Le recensement des mouvements de retour ressent de la moindre attention des pays de destination, traditionnellement plus intéressés à comptabiliser les entrées et les présences des migrants; mais aussi des pays d’origine, qui ne sont penchés politiquement sur ce thème que très récemment. Malgré la plus forte centralité actuelle, le phénomène du retour demeure compliqué à saisir dans sa dynamique et à quantifier dans sa portée.

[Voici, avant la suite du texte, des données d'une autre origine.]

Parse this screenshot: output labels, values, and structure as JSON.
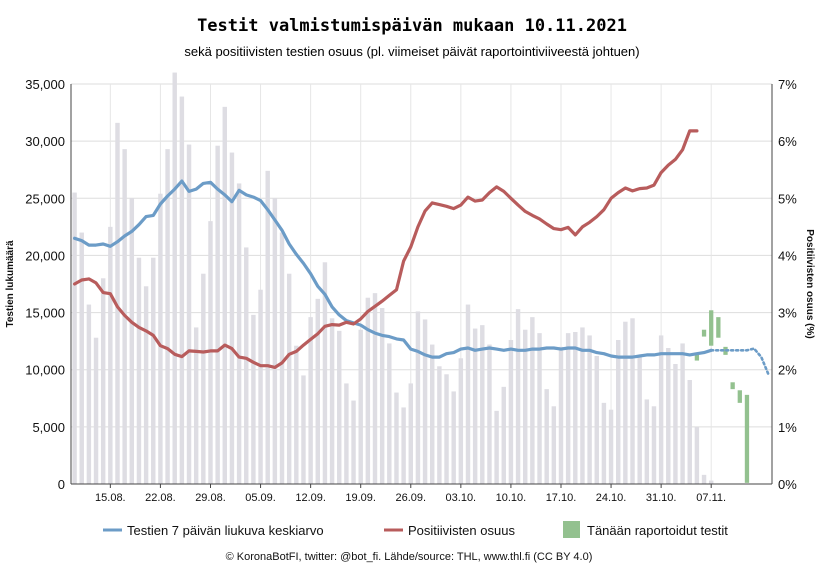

Les sources disponibles au niveau du pays de destination n’enregistrent habituellement que certaines formes de retour : forcé  (rapatriement), accompagné par des programmes institutionnels et, en principe, programmé pour conclusion de la permanence (saisonniers, circulation de compétences, coopération technique). Par ailleurs, le flux de retours qui ne passe pas à travers ces canaux (parfois avec des termes temporels indéfinis) échappe souvent aux révélations directes. Beaucoup de migrants ne rendent pas leur permis de séjour au moment du départ, tandis que le non-renouvellement du permis ou de la résidence ne signifie pas automatiquement que le migrant soit rentré dans son pays. Encore, les « résidents de longue durée » sont libres de se mouvoir entre les deux pôles de la migration sans devoir communiquer leurs déplacements aux autorités. Même au niveau des pays d’origine, d’ailleurs, le décalage entre retours légalement ratifiés et retour “silencieux” est important: parfois les migrants ne pensent pas leur retour comme définitif ou ont des convenances à accéder aux ressource des programmes publiques en tant que «citoyens à l’étranger», ou, encore, rentrent avec le passeport du pays de destination, dans le cas des binationaux.

Une collaboration statistique plus étroite entre les pays et l’augmentation du nombre de projets de recherche se proposant d’explorer des corridors de migration spécifiques pourront améliorer dans le futur la connaissance d’un phénomène qui, pour sa nature fluide et polymorphe, resterà malgré tout difficilement saisissable de manière exacte et exhaustive.